納豆タイムリーパー(08)
放課後の図書室は、静かだった。校内放送で下校時刻が告げられた後も、夕陽はまだ窓際に長く射していて、木の棚に並ぶ本の背表紙をひとつひとつ、丁寧に金色に染めていた。浩平はその光に背を向けるようにして、参考書の陰から顔を出した。

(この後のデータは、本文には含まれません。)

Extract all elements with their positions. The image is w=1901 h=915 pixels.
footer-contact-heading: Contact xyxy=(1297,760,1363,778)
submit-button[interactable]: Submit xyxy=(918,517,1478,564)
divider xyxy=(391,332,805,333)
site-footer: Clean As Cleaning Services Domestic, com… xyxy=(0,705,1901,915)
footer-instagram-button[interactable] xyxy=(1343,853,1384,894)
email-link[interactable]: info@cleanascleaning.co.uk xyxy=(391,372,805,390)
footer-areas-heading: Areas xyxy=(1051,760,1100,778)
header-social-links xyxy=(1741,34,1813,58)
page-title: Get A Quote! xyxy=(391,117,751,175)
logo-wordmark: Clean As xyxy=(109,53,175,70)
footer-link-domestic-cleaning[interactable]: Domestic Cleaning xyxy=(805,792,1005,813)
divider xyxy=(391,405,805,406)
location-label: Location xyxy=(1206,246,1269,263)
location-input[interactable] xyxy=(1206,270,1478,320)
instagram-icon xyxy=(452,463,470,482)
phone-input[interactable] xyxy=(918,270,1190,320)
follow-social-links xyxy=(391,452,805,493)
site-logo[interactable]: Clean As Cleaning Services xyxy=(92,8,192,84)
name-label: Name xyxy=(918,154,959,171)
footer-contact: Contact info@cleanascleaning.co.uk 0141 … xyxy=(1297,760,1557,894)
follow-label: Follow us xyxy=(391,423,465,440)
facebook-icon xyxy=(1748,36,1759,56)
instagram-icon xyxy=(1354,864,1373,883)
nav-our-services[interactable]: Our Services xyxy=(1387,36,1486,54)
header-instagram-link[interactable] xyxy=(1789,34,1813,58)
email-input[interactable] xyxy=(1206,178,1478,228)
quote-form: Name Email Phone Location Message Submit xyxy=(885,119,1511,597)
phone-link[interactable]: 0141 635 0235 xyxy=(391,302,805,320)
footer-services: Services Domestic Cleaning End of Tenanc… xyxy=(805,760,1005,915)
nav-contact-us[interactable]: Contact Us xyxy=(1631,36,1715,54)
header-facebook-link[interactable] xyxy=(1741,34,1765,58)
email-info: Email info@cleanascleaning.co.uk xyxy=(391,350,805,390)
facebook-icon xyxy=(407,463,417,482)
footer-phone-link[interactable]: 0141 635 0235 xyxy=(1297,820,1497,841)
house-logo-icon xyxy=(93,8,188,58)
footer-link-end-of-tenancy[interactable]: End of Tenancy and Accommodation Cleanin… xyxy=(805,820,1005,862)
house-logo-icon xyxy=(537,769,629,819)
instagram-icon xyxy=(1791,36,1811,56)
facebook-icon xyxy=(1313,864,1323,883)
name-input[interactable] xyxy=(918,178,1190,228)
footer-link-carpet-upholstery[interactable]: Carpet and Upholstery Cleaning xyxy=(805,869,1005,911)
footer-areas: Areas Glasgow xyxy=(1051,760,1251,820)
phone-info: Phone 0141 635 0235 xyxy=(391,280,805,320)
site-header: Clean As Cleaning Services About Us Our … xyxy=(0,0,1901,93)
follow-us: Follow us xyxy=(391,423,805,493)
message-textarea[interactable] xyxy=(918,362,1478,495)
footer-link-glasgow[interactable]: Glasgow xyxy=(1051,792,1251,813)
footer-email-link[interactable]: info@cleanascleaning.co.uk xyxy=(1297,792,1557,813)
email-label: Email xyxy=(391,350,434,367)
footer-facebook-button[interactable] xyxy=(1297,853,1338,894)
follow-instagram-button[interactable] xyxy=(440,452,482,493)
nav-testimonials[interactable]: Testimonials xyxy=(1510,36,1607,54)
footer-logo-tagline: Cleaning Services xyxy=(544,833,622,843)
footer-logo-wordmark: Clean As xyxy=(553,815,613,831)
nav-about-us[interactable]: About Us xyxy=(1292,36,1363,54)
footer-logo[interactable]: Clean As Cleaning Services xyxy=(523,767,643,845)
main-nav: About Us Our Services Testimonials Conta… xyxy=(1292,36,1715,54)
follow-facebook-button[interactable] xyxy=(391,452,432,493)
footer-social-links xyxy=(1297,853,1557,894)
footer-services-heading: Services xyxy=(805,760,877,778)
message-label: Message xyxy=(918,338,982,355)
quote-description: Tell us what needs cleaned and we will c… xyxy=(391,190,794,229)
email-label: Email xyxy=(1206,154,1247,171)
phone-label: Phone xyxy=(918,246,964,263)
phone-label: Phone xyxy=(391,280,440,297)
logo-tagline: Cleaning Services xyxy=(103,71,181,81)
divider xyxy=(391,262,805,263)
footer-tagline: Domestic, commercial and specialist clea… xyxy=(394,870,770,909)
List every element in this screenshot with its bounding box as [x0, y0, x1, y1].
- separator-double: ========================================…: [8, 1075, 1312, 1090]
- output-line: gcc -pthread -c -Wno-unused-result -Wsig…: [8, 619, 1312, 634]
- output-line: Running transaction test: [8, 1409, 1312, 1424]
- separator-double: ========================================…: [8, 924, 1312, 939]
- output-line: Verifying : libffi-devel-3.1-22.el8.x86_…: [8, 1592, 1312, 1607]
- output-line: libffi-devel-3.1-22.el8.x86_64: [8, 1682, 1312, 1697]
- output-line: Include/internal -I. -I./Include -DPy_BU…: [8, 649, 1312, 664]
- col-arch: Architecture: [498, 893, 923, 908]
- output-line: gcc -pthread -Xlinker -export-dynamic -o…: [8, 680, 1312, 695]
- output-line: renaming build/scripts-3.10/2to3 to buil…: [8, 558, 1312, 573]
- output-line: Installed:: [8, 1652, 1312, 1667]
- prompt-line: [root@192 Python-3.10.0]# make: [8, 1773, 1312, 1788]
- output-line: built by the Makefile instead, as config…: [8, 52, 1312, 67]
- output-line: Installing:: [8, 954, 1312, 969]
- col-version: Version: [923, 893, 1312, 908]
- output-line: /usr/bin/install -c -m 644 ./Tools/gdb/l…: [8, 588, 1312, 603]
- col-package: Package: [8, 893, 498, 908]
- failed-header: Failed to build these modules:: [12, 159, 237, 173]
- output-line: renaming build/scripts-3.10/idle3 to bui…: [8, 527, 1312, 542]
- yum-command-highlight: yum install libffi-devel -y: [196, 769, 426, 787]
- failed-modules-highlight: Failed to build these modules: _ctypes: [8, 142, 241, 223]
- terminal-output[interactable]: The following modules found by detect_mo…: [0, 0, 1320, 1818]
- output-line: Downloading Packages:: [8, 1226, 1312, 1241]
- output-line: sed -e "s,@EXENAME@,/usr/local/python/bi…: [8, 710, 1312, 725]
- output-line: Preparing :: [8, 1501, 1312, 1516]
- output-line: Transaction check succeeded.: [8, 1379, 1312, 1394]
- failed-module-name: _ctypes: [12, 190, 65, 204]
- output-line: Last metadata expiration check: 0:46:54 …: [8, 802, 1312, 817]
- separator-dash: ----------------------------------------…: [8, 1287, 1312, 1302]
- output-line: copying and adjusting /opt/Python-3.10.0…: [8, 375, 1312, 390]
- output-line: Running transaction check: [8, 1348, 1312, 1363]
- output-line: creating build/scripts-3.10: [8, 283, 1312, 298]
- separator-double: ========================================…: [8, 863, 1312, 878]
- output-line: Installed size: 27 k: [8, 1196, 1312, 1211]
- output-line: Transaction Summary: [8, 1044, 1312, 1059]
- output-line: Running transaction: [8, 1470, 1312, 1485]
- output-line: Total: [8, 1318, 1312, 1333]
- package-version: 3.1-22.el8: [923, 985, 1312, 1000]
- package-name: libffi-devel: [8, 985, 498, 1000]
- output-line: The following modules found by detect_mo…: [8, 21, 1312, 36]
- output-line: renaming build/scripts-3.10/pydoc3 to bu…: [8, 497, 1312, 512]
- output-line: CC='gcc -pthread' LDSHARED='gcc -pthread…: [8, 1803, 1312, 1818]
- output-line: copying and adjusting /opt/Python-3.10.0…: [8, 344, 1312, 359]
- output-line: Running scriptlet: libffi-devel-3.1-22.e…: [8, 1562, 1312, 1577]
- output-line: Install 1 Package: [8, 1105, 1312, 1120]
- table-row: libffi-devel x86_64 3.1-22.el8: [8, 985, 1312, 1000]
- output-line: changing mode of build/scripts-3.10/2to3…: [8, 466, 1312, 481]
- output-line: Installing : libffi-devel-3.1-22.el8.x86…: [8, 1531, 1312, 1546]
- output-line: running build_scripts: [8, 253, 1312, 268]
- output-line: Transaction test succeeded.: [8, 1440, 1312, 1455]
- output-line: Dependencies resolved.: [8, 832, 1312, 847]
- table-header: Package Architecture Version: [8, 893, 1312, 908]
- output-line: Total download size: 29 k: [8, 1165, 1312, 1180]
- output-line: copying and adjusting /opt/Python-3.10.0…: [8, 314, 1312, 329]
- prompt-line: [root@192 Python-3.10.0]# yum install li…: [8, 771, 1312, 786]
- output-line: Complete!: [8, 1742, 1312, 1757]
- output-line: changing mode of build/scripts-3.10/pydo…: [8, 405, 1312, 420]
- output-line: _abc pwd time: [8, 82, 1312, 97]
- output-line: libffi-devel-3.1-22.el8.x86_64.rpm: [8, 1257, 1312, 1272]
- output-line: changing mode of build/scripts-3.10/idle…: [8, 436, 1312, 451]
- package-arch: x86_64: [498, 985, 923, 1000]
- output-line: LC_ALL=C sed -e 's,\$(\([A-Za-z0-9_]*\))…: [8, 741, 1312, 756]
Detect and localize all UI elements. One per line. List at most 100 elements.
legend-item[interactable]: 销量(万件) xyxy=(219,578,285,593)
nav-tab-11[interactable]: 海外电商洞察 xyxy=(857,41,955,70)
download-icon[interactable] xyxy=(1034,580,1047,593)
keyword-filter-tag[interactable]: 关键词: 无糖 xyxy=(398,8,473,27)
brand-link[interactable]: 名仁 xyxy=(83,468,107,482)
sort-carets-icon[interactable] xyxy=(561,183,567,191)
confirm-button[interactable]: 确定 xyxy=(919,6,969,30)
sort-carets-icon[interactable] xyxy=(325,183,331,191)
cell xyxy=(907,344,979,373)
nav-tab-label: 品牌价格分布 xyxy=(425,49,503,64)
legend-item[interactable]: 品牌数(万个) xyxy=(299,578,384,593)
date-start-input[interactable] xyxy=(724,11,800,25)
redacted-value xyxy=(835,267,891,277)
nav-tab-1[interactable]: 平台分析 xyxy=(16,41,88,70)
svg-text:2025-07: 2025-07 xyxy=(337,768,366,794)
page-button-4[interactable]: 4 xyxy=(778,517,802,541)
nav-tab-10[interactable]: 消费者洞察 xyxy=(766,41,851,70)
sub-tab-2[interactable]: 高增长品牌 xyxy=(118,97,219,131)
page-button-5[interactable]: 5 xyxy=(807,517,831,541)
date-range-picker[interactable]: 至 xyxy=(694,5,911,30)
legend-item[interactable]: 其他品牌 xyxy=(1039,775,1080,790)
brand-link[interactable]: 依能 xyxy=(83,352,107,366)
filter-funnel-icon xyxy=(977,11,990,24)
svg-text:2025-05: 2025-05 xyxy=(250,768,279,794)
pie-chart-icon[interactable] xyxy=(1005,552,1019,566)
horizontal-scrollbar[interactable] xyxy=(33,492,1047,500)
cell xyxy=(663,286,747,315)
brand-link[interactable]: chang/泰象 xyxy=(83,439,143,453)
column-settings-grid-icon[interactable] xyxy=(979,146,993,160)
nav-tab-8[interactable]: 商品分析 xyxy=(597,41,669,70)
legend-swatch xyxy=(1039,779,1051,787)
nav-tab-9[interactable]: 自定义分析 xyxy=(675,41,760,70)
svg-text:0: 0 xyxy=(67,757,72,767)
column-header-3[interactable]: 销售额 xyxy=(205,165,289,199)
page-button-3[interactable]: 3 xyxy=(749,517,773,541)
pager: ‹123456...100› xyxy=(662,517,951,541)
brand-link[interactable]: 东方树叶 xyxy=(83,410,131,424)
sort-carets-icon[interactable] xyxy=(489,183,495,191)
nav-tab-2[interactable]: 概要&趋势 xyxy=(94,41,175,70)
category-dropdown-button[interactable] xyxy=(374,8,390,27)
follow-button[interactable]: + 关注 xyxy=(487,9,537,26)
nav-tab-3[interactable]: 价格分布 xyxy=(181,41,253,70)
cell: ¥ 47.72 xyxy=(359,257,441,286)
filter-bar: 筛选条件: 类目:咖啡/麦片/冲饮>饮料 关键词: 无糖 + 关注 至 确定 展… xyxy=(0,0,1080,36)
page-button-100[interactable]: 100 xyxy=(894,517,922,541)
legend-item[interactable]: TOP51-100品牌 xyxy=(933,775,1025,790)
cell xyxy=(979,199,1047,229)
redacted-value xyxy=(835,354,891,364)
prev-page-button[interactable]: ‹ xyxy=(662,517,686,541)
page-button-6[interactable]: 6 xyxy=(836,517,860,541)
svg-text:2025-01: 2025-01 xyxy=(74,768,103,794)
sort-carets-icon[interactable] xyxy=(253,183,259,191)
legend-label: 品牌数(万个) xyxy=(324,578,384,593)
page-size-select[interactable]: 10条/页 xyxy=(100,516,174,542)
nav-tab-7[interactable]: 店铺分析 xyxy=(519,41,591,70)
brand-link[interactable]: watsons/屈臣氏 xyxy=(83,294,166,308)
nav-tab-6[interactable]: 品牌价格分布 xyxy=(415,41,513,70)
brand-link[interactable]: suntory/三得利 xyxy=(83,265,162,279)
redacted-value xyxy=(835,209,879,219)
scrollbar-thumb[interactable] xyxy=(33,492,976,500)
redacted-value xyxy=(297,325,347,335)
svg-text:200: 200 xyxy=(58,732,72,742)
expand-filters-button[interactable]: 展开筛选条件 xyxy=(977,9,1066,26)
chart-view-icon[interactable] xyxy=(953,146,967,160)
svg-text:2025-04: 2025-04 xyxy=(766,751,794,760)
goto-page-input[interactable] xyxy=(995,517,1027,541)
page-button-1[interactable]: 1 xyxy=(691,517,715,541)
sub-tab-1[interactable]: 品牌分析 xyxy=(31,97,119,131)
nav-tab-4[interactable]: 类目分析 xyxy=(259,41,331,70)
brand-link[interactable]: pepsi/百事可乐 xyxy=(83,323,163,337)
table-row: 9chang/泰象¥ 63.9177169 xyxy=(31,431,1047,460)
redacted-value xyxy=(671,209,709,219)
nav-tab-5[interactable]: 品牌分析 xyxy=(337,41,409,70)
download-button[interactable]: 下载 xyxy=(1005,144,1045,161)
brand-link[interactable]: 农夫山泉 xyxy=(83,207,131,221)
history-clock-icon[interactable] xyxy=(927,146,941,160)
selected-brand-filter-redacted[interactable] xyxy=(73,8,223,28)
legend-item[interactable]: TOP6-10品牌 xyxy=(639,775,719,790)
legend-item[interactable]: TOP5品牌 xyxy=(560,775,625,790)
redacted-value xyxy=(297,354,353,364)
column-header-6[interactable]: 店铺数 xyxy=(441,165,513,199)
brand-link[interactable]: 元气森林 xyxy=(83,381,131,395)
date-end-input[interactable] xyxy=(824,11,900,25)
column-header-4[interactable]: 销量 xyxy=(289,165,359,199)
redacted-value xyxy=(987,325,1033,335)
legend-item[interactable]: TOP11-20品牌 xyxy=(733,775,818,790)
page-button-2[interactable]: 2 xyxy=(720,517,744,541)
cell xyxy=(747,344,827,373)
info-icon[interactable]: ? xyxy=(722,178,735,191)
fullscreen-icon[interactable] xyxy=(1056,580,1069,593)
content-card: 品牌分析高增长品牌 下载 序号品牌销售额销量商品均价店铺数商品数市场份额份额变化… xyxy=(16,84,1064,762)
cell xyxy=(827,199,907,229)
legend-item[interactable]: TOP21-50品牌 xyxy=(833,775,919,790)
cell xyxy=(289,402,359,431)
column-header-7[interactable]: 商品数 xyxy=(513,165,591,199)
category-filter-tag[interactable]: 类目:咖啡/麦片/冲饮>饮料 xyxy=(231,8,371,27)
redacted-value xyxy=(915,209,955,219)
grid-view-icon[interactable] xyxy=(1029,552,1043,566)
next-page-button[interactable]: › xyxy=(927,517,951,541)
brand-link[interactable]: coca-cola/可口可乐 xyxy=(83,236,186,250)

すぐ向かいの机に、優花がいた。彼女は持ち込んだ文献を一冊ずつ開き、熱心に何かを調べている。その横顔は、以前の記憶の中で何度も見た光景とそっくりだった。けれども、そこにあるのは“まったく新しい現在”だった。
彼女の右手が止まり、ふとこちらを見た。
「……浩平。ねぇ、今日さ……変な夢、見なかった?」
「夢?」
「うん。なんか火事みたいな場所で。私、着物着てて、誰かの名前を呼んでて……。で、納豆がどうのこうのって」
彼女はそう言って笑った。けれどその笑いは、どこか不安げで、まるで何かを確かめようとしているかのようでもあった。
浩平は目を細めた。
「……俺も見た。今日の朝、妙に頭に残ってて。火の中で走ってて、誰かを助けようとしてた気がする。誰だったのかは、もう思い出せないけど」
「だよね。なんか……妙にリアルだったの。あの光景、どこかで本当に見たような気がして」
彼女は視線を落とし、自分のノートにペンを滑らせた。そこには、既に書き溜められた謎の単語がいくつも並んでいた。“霊納豆”“水戸黄門の家系”“時間の壺”“番人の影”。浩平はその文字をひとつずつ読んでいったが、口には出さなかった。
それらは確かに、かつて共有していた記憶だった。だが今はもう、彼女にとっては“夢の中の象徴”でしかない。
「記憶って、不思議だね。どこまでが夢で、どこまでが事実か、たまに分からなくなる」
優花がそう言ったとき、浩平は頷いた。
「でもさ、たとえ夢でも、それが“何か大切なもの”だったなら、意味はあるんじゃないか」
彼女は目を見開いた。そして、少しだけ笑った。
「うん、たぶん、そうだと思う。……って、なに真面目に語ってんの、あんたらしくないじゃん」
「おい、誰が“らしくない”だよ。これでも俺、ちょっとずつ成長してるつもりなんだけどな」
「ふーん、じゃあ、次に戻ったらもっとマシになってるかもね」
「戻らないけどな」
「……え?」
浩平はペンを置いて、まっすぐ彼女を見つめた。
「俺、もう戻らないって決めたんだ。“過去を選ばない”って。どんなに後悔しても、どんなにやり直したくても、このままの今日を歩いていく。たぶん、それが俺にできる唯一の“時間の修正”だから」
優花は言葉を失っていた。机の上で揺れる陽光が、彼女の頬に柔らかく当たる。浩平は、彼女が何かを思い出すのを期待していたわけじゃなかった。ただ、伝えたかった。今この時間を、自分は“真剣に生きている”と。
「……じゃあさ」
優花は立ち上がって言った。
「次、私が夢に出てきたら、“もう一度名前を呼んで”くれる?」
その言葉が、浩平の胸に深く残った。
「もちろん」
そう答えたとき、図書室のスピーカーが“閉室”のアナウンスを流した。
ふたりは荷物をまとめて、並んで出口へ向かった。図書室の扉を開けると、廊下に淡い光が伸びていた。過去ではない、やり直しでもない、“一度きりの今”がそこにあった。
ふたりの影が、長く伸びて、ゆっくりと並んで重なった。
そして今日という一日が、音もなく終わり始めていた。